Most pharmacy roles are found in two distinctly different locations, either in a pharmacy which operates as a type of retail store, or in a hospital where the pharmacist will be working directly with medical doctors. A pharmacist technician working with a pharmacist is a retail setting will be able to take on some of the routine administration duties which would otherwise take some of the pharmacist’s time and prevent them from giving full attention to areas where their expertise is needed. This can include liaising with manufacturers or health insurance companies to make sure that the right medicines are being dispensed for any given condition.
Another major part of the role of a technician in this setting is to communicate directly with patients concerning the way nutrients which the medications need to be used. This would always have been a role which the pharmacist themselves would have taken on, but with the decrease in numbers much of the responsibility has been passed to the technicians. A technician will always be able to consult with the qualified pharmacist if there are any areas which need clarification. Most of the conversations will involve when to take the medications, how often, and what to look for to see if there are any negative reactions.

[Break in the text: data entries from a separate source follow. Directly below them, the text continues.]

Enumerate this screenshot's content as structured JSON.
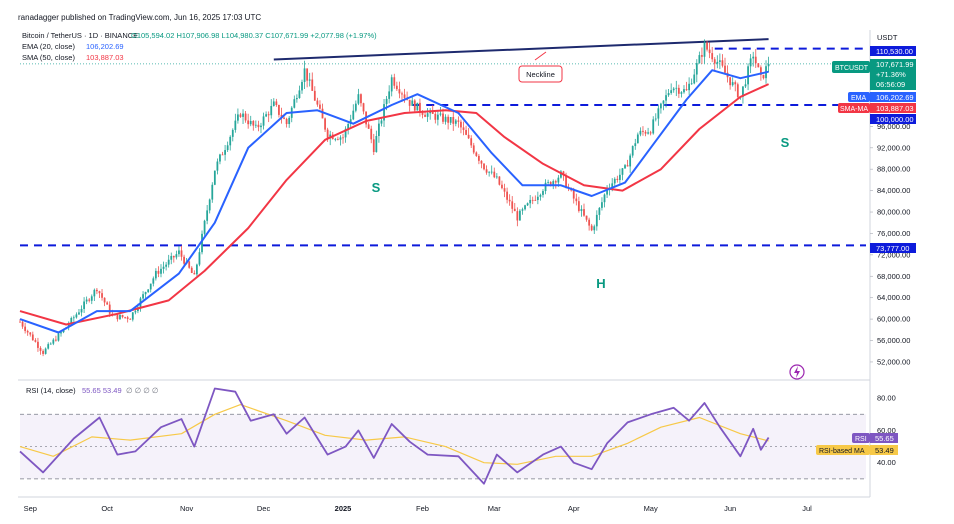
{
  "header": {
    "published": "ranadagger published on TradingView.com, Jun 16, 2025 17:03 UTC",
    "symbol_line": "Bitcoin / TetherUS · 1D · BINANCE",
    "ohlc": "O105,594.02 H107,906.98 L104,980.37 C107,671.99 +2,077.98 (+1.97%)",
    "ema_legend_label": "EMA (20, close)",
    "ema_legend_value": "106,202.69",
    "sma_legend_label": "SMA (50, close)",
    "sma_legend_value": "103,887.03",
    "rsi_legend_label": "RSI (14, close)",
    "rsi_legend_values": "55.65 53.49",
    "rsi_legend_extra": "∅ ∅ ∅ ∅"
  },
  "annotations": {
    "neckline": "Neckline",
    "left_shoulder": "S",
    "head": "H",
    "right_shoulder": "S"
  },
  "price_scale": {
    "currency": "USDT",
    "ticks": [
      "52,000.00",
      "56,000.00",
      "60,000.00",
      "64,000.00",
      "68,000.00",
      "72,000.00",
      "76,000.00",
      "80,000.00",
      "84,000.00",
      "88,000.00",
      "92,000.00",
      "96,000.00"
    ],
    "label_110530": "110,530.00",
    "label_100000": "100,000.00",
    "label_73777": "73,777.00",
    "price_tag_symbol": "BTCUSDT",
    "price_tag_value": "107,671.99",
    "price_tag_change": "+71.36%",
    "price_tag_timer": "06:56:09",
    "ema_tag_name": "EMA",
    "ema_tag_value": "106,202.69",
    "sma_tag_name": "SMA-MA",
    "sma_tag_value": "103,887.03"
  },
  "rsi_scale": {
    "ticks": [
      "80.00",
      "60.00",
      "40.00"
    ],
    "rsi_tag_name": "RSI",
    "rsi_tag_value": "55.65",
    "ma_tag_name": "RSI-based MA",
    "ma_tag_value": "53.49"
  },
  "time_axis": [
    "Sep",
    "Oct",
    "Nov",
    "Dec",
    "2025",
    "Feb",
    "Mar",
    "Apr",
    "May",
    "Jun",
    "Jul"
  ],
  "colors": {
    "up": "#26a69a",
    "down": "#ef5350",
    "ema": "#2962ff",
    "sma": "#f23645",
    "neckline": "#1e2a6e",
    "dashed": "#0d1bdb",
    "rsi": "#7e57c2",
    "rsi_ma": "#f7c948",
    "annotation_text": "#089981"
  },
  "chart_data": {
    "type": "candlestick",
    "symbol": "BTCUSDT",
    "timeframe": "1D",
    "ylim": [
      49000,
      114000
    ],
    "xlim": [
      "2024-08-28",
      "2025-07-24"
    ],
    "last_close": 107671.99,
    "horizontal_levels": [
      110530,
      100000,
      73777
    ],
    "trendline_neckline": [
      {
        "date": "2024-12-05",
        "price": 108500
      },
      {
        "date": "2025-06-16",
        "price": 112300
      }
    ],
    "price_path": [
      [
        "2024-08-28",
        59500
      ],
      [
        "2024-09-06",
        53800
      ],
      [
        "2024-09-15",
        58500
      ],
      [
        "2024-09-27",
        65800
      ],
      [
        "2024-10-03",
        60500
      ],
      [
        "2024-10-10",
        60300
      ],
      [
        "2024-10-20",
        68500
      ],
      [
        "2024-10-29",
        72500
      ],
      [
        "2024-11-04",
        67800
      ],
      [
        "2024-11-12",
        88000
      ],
      [
        "2024-11-22",
        98500
      ],
      [
        "2024-11-28",
        95500
      ],
      [
        "2024-12-05",
        100000
      ],
      [
        "2024-12-10",
        96500
      ],
      [
        "2024-12-17",
        106500
      ],
      [
        "2024-12-26",
        94500
      ],
      [
        "2025-01-01",
        94000
      ],
      [
        "2025-01-07",
        101500
      ],
      [
        "2025-01-13",
        92000
      ],
      [
        "2025-01-20",
        105000
      ],
      [
        "2025-01-27",
        100500
      ],
      [
        "2025-02-02",
        98500
      ],
      [
        "2025-02-15",
        96500
      ],
      [
        "2025-02-25",
        88500
      ],
      [
        "2025-03-02",
        86000
      ],
      [
        "2025-03-10",
        79000
      ],
      [
        "2025-03-20",
        84500
      ],
      [
        "2025-03-27",
        87000
      ],
      [
        "2025-04-01",
        82500
      ],
      [
        "2025-04-08",
        76500
      ],
      [
        "2025-04-14",
        84500
      ],
      [
        "2025-04-21",
        88000
      ],
      [
        "2025-04-26",
        94500
      ],
      [
        "2025-05-01",
        95500
      ],
      [
        "2025-05-09",
        103500
      ],
      [
        "2025-05-15",
        102500
      ],
      [
        "2025-05-22",
        111000
      ],
      [
        "2025-05-28",
        107500
      ],
      [
        "2025-06-05",
        101500
      ],
      [
        "2025-06-10",
        109500
      ],
      [
        "2025-06-13",
        104800
      ],
      [
        "2025-06-16",
        107672
      ]
    ],
    "ema20_path": [
      [
        "2024-08-28",
        60000
      ],
      [
        "2024-09-12",
        57500
      ],
      [
        "2024-09-27",
        61500
      ],
      [
        "2024-10-10",
        61500
      ],
      [
        "2024-10-29",
        68500
      ],
      [
        "2024-11-12",
        78000
      ],
      [
        "2024-11-25",
        92000
      ],
      [
        "2024-12-10",
        98500
      ],
      [
        "2024-12-22",
        99000
      ],
      [
        "2025-01-05",
        96500
      ],
      [
        "2025-01-20",
        100000
      ],
      [
        "2025-01-30",
        102000
      ],
      [
        "2025-02-15",
        98500
      ],
      [
        "2025-02-28",
        91000
      ],
      [
        "2025-03-12",
        85000
      ],
      [
        "2025-03-27",
        85000
      ],
      [
        "2025-04-08",
        83000
      ],
      [
        "2025-04-21",
        85500
      ],
      [
        "2025-05-01",
        92000
      ],
      [
        "2025-05-15",
        101000
      ],
      [
        "2025-05-25",
        106500
      ],
      [
        "2025-06-05",
        105000
      ],
      [
        "2025-06-16",
        106202.69
      ]
    ],
    "sma50_path": [
      [
        "2024-08-28",
        61500
      ],
      [
        "2024-09-15",
        59000
      ],
      [
        "2024-10-05",
        61000
      ],
      [
        "2024-10-25",
        63500
      ],
      [
        "2024-11-08",
        69000
      ],
      [
        "2024-11-25",
        77000
      ],
      [
        "2024-12-10",
        86000
      ],
      [
        "2024-12-25",
        93500
      ],
      [
        "2025-01-10",
        97000
      ],
      [
        "2025-01-25",
        98500
      ],
      [
        "2025-02-10",
        99000
      ],
      [
        "2025-02-22",
        98500
      ],
      [
        "2025-03-05",
        94000
      ],
      [
        "2025-03-20",
        89000
      ],
      [
        "2025-04-05",
        85000
      ],
      [
        "2025-04-20",
        84000
      ],
      [
        "2025-05-05",
        88000
      ],
      [
        "2025-05-20",
        95500
      ],
      [
        "2025-06-05",
        101500
      ],
      [
        "2025-06-16",
        103887.03
      ]
    ],
    "rsi": {
      "ylim": [
        20,
        90
      ],
      "levels": [
        70,
        50,
        30
      ],
      "last": 55.65,
      "ma_last": 53.49,
      "path": [
        [
          "2024-08-28",
          47
        ],
        [
          "2024-09-06",
          34
        ],
        [
          "2024-09-18",
          55
        ],
        [
          "2024-09-28",
          68
        ],
        [
          "2024-10-05",
          45
        ],
        [
          "2024-10-12",
          47
        ],
        [
          "2024-10-22",
          62
        ],
        [
          "2024-10-30",
          67
        ],
        [
          "2024-11-04",
          50
        ],
        [
          "2024-11-12",
          86
        ],
        [
          "2024-11-20",
          84
        ],
        [
          "2024-11-26",
          66
        ],
        [
          "2024-12-05",
          70
        ],
        [
          "2024-12-10",
          58
        ],
        [
          "2024-12-17",
          68
        ],
        [
          "2024-12-26",
          45
        ],
        [
          "2025-01-02",
          50
        ],
        [
          "2025-01-07",
          60
        ],
        [
          "2025-01-13",
          43
        ],
        [
          "2025-01-20",
          64
        ],
        [
          "2025-01-27",
          53
        ],
        [
          "2025-02-03",
          45
        ],
        [
          "2025-02-15",
          44
        ],
        [
          "2025-02-25",
          27
        ],
        [
          "2025-03-02",
          45
        ],
        [
          "2025-03-10",
          34
        ],
        [
          "2025-03-20",
          45
        ],
        [
          "2025-03-27",
          50
        ],
        [
          "2025-04-01",
          40
        ],
        [
          "2025-04-08",
          36
        ],
        [
          "2025-04-14",
          52
        ],
        [
          "2025-04-22",
          65
        ],
        [
          "2025-05-01",
          70
        ],
        [
          "2025-05-10",
          74
        ],
        [
          "2025-05-16",
          66
        ],
        [
          "2025-05-22",
          77
        ],
        [
          "2025-05-28",
          62
        ],
        [
          "2025-06-05",
          44
        ],
        [
          "2025-06-10",
          61
        ],
        [
          "2025-06-13",
          48
        ],
        [
          "2025-06-16",
          55.65
        ]
      ],
      "ma_path": [
        [
          "2024-08-28",
          50
        ],
        [
          "2024-09-10",
          44
        ],
        [
          "2024-09-25",
          56
        ],
        [
          "2024-10-10",
          54
        ],
        [
          "2024-10-30",
          58
        ],
        [
          "2024-11-12",
          70
        ],
        [
          "2024-11-22",
          76
        ],
        [
          "2024-12-10",
          66
        ],
        [
          "2024-12-25",
          57
        ],
        [
          "2025-01-10",
          54
        ],
        [
          "2025-01-25",
          56
        ],
        [
          "2025-02-10",
          50
        ],
        [
          "2025-02-25",
          40
        ],
        [
          "2025-03-10",
          39
        ],
        [
          "2025-03-25",
          44
        ],
        [
          "2025-04-08",
          44
        ],
        [
          "2025-04-22",
          52
        ],
        [
          "2025-05-05",
          62
        ],
        [
          "2025-05-20",
          68
        ],
        [
          "2025-06-05",
          58
        ],
        [
          "2025-06-16",
          53.49
        ]
      ]
    }
  }
}
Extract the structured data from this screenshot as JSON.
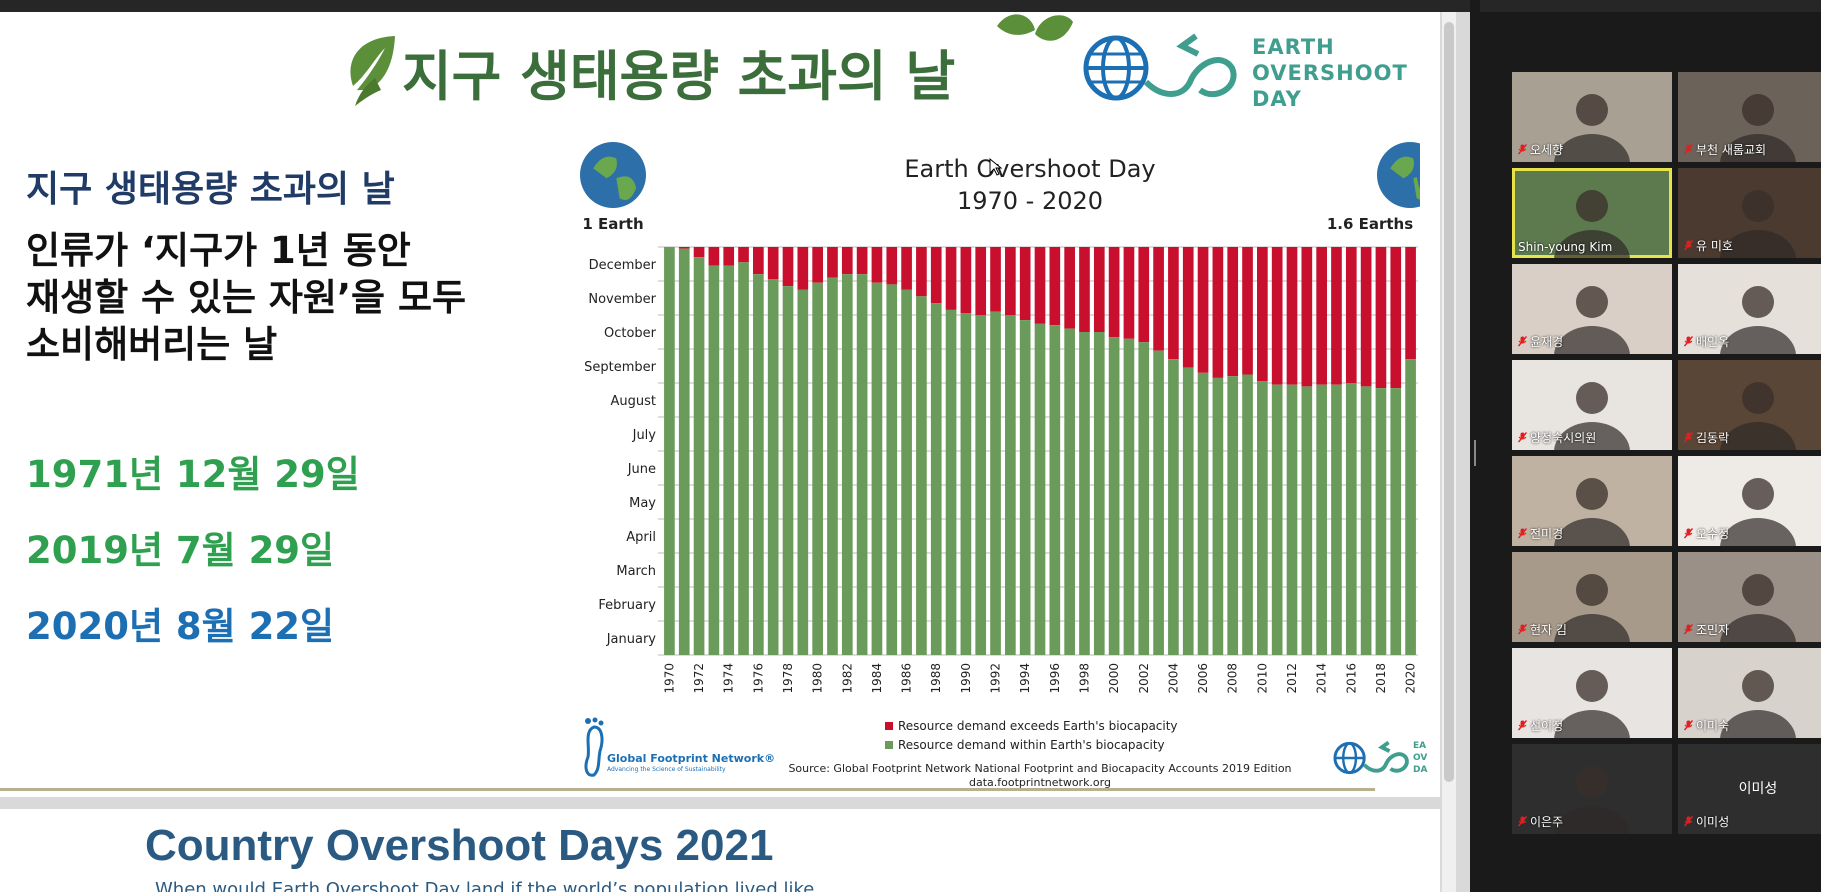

A pharmacy technician working in a hospital will have similar responsibilities, but may have to work alone for longer as the pharmacist may be involved in emergency work with doctors. In a hospital environment, it is essential that the intake of medicines is monitored accurately, so that the right choices are made when the results are assessed. A technician may not have the necessary training to be able to tell what should one done when a certain side effect appears, but they will have enough knowledge to be able to summon the pharmacist or another doctor when it is clear that something is wrong.
There are more potential jobs as pharmacy technicians available than ever before, due to the expansion of the health industry and the difficulty of finding qualified pharmacists. Having technicians available can mean that a hospital or pharmacy can manage with fewer actual pharmacists, so the need for technicians is also increasing. The pay for a pharmacist technician is never going to match that of the pharmacist themselves, but the constant need for medical personnel keeps pharmacy technician pay at a higher level than that of many similar jobs. The need for a completed high school education also keeps out many potential entrants.
Becoming a pharmacy technician is by no means easy, but it is certainly easier than qualifying as a fully fledged pharmacist. It can even be a stepping stone in that direction, as many of those who qualify as technicians are then able to study at home for the university standard qualification they need to practice as a pharmacist. If you have the right background and work history to go alongside your new qualification, it can only help you to find the right long term position. You can gain this type of record by working as a pharmacy technician.